Social Question

talljasperman's avatar

How do I use Match.com properly?

Asked by talljasperman (21916points) July 7th, 2013

Also for those that know me what should I enter for my stats?

Observing members: 0 Composing members: 0

6 Answers

bob_'s avatar

Tell the truth.

zenvelo's avatar

First of all, tell the truth on your stats. Nothing kills any meeting with another person than learning that they were dishonest.

Second, get some current pictures. You’ll do better with at least one full body shot, the rest can be head shots, but make sure you are smiling and dressed cleanly and in clothing that is comfortable but at least as nice as you wear on a date to the movies or out to dinner.

And be as honest and open as you can. Don’t set unrealistic expectations. Target women in your age range, not in some midlife crisis 20 years younger.

And send one and only one email to a woman unless she replies. If she doesn’t respond, don’t bother her. If she writes back it means she is interested in a conversation and possibly meeting you.

I have been on match for a while; met some great women I have dated for a while, others were just a cup of coffee and thanks for meeting me. And I just met somebody a few weeks ago and we are now exploring getting more serious.

SuperMouse's avatar

Honesty is probably the best policy.

zenvelo's avatar

@talljasperman Beyond being honest in your profile, setting your own expectations is important. I cannot emphasize strongly enough that it is difficult stand out on match, and one reason a good and accurate picture is important is that is what will attract women to read your profile.

The other thing is that the response rate to an email is less than 10 percent. A moderately attractive woman will receives dozens if not hundreds of emails from men their first two weeks. But it is even worse if the man hounds the woman for a response. or continually fills her in box.

Also, be sparing in the use of the “wink”. It is non committal and reeks of an electronic wolf whistle, unless it is done immediately before or after a short note, and acknowledged in the note.

Paradox25's avatar

Don’t overadvertise yourself, and be truthful about yourself and preferences. I would also purchase their email alert for like 5 bucks extra, for it tells you if your messages were even read by the recipient or not.
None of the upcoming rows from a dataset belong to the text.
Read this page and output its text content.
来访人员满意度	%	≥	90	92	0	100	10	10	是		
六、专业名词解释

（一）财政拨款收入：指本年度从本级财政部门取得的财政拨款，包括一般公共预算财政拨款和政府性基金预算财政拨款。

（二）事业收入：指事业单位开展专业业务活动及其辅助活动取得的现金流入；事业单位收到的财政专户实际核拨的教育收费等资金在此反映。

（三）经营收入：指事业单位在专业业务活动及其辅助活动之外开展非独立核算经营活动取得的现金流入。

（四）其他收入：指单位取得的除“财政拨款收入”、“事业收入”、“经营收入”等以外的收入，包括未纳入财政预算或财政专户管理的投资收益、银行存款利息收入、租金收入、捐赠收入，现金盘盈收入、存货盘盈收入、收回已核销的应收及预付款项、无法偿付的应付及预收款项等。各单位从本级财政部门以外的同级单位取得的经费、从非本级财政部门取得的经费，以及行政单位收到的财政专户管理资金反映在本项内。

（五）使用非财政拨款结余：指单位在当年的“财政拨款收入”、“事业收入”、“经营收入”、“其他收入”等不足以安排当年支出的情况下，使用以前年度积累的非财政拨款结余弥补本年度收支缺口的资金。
I’m not sure if I would recommend Match to a guy, especially if they’re introverted. Match is nothing more than a candyshop where a great deal of the women post like 25 pictures of themselves, and get tons of emails from desperate and aggressive men. Unless you like competing for women I wouldn’t recommend Match, and don’t expect too many women to message you first. Also, don’t expect your messages to be read either.

I tried Match for six months and nothing (but spam) happened for me. Obviously many guys will be successful with Match simply because there’s a large amount of them using the site and using alphamailing tactics. I’d recommend eharmony over match if you’re an introverted guy who doesn’t enjoy competing for women.

nebule's avatar

My mum keeps telling me to sign up for online dating – I’ve done it before and never met anyone through online dating. It seems to me that you have to be very confident to do that type of thing, which I am not. I’m much rather something happened more naturally. But then I’ve not had a date in… God I can’t remember how long…a long time. But, to answer your question, yes, I would be honest.